Ole was lying on his back ten paces away. A young kid, a private, was cradling his head in his hands.

“We need a medic back here!” Grannit shouted back to the auditorium. “Get me a medic!”

He knelt down next to them. Ole saw he was there, felt for him with a shaking hand. Grannit gripped it hard. He glanced down at the wound, saw how bad it was, and how fast he was losing blood. Ole’s sidearm lay on the floor beside him, still smoking.

“We get him, Earl?”

“We got him. The same knife he used on the border guards.”

“That’s good. He was on me before I- He moved so fast- Hurts something awful.”

“Take it easy, don’t talk, help’s coming.”

“I can’t figure what the hell Bennings was doing with him-”

“Bennings? What do you mean? Eddie Bennings?”

“Oh God, I don’t feel good, Earl, I don’t feel good.”

The private was holding up a syringe so Grannit could see it, asking if he should use it on him. Grannit hesitated.

“Eddie Bennings was here, Ole? Is that what you’re saying?”

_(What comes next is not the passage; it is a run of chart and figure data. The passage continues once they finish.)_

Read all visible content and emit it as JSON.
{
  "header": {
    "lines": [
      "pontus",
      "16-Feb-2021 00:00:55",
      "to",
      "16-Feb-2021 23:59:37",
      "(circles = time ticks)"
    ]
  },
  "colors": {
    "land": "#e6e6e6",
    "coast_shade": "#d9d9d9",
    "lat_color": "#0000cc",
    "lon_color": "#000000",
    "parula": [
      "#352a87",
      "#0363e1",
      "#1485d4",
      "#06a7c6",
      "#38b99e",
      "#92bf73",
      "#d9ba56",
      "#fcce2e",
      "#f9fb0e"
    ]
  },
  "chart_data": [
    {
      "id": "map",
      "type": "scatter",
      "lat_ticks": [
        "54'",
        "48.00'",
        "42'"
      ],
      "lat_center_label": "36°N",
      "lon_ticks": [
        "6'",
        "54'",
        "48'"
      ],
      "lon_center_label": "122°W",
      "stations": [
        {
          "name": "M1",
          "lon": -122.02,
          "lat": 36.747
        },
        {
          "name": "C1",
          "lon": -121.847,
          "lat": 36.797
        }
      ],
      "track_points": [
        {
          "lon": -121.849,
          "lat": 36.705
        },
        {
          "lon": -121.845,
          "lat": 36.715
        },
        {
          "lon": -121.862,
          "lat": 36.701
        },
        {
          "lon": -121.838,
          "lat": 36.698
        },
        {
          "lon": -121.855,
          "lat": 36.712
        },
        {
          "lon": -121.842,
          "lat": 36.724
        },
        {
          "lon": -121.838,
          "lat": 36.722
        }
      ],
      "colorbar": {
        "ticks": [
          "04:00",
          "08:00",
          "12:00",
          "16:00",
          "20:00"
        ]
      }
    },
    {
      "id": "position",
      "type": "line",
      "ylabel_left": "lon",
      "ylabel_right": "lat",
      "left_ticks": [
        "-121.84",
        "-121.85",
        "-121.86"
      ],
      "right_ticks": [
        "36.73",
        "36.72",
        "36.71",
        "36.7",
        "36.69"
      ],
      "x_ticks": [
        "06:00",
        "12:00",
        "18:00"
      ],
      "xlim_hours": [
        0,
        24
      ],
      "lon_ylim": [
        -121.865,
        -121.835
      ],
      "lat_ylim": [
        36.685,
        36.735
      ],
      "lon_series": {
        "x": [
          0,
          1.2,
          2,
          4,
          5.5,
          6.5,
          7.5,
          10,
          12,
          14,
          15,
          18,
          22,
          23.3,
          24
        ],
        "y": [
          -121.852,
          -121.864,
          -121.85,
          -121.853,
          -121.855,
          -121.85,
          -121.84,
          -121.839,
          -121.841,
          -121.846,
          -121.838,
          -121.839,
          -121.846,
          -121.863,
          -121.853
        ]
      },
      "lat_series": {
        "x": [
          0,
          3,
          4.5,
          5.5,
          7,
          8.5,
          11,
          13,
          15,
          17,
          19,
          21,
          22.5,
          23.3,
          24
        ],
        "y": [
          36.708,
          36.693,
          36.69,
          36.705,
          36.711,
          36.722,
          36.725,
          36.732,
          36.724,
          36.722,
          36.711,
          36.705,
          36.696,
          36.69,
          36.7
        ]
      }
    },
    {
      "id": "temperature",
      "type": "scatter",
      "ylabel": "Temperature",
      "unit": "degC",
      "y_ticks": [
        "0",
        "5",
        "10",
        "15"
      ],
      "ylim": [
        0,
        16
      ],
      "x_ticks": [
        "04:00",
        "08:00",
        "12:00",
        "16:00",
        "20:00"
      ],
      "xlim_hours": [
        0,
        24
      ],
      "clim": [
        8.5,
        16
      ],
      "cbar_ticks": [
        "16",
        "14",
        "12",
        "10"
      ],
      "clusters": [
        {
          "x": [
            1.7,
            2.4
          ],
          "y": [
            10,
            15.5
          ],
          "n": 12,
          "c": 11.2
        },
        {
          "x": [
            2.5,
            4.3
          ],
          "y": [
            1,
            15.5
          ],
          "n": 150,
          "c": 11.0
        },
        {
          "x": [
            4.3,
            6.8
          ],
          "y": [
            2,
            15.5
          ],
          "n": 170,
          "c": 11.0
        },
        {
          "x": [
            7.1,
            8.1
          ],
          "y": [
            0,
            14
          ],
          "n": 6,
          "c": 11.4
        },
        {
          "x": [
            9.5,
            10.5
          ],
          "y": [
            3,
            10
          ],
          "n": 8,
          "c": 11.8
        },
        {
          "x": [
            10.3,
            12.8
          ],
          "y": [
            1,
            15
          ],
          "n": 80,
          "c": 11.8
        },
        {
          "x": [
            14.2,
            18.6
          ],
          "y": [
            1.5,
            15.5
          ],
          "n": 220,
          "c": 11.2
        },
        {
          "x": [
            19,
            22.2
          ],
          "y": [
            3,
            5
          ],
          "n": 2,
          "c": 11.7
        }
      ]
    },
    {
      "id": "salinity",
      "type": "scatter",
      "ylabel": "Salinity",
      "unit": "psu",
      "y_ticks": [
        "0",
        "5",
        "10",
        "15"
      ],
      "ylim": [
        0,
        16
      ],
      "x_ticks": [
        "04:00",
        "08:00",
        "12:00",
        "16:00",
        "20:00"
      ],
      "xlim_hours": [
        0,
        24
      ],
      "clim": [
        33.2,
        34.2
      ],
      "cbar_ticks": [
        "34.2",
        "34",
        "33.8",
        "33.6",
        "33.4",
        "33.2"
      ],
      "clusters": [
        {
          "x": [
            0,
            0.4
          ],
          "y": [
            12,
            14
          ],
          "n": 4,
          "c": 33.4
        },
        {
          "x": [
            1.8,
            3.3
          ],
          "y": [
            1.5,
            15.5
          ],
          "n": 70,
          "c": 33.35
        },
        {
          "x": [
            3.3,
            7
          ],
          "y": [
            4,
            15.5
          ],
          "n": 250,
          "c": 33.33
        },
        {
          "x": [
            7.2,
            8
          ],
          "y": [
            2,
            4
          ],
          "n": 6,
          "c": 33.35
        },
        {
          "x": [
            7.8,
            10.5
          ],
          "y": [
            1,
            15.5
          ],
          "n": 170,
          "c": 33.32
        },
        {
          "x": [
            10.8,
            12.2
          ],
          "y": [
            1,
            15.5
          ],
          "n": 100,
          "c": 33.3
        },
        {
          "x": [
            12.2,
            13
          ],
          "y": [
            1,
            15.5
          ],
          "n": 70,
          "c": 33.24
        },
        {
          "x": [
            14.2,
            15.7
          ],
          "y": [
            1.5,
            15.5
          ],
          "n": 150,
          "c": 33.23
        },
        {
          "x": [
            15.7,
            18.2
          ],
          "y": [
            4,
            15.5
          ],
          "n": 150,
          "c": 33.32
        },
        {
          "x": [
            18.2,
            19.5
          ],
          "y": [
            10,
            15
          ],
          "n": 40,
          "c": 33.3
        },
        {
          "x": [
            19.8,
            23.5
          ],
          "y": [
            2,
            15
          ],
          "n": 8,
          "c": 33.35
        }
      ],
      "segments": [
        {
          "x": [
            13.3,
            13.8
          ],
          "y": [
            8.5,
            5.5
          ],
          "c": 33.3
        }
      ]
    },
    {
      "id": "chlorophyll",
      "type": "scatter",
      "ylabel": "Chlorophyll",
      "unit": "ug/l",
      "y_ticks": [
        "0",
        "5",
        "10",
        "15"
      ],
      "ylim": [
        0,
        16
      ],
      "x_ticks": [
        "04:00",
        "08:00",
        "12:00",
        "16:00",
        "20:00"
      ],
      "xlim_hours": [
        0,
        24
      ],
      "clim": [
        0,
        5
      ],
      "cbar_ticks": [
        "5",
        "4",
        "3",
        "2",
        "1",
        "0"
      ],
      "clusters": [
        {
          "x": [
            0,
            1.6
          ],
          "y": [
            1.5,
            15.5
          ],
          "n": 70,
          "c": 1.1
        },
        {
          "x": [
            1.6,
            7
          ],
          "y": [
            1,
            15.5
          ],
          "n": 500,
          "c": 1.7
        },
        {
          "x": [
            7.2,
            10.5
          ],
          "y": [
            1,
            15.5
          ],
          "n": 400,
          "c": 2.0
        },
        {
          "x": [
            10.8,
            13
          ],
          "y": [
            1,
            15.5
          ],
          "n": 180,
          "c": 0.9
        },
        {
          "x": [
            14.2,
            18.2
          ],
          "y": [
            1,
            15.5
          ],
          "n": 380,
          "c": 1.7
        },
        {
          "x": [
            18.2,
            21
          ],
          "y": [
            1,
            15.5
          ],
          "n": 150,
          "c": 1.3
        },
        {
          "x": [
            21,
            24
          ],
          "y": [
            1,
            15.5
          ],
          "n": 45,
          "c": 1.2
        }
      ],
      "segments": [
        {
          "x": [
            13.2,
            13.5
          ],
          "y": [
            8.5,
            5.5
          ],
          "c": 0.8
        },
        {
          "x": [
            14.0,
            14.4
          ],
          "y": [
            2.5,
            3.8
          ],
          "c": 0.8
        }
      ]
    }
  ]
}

“I think so. I just never figured an MP…” He started to fade, eyes blanking out.

“What MP? What MP?” He shook his head at the private. No morphine. Not yet. “Stay with me, Ole. Stay with me.”

Ole’s eyes focused again. “Those passes…meant to tell you…about those passes…” Blood bubbled out onto Carlson’s lips. Grannit wiped it away with a handkerchief, holding the back of his head.

“Don’t talk now.”

“Don’t think they knew about the mistake…Krauts for you, always think they got a better idea…”

Grannit nodded at the kid to give him the shot. He leaned in to do it. Ole’s eyes met Grannit’s in a moment of clarity, his grip grew stronger for a moment, then his hand went slack and he was gone.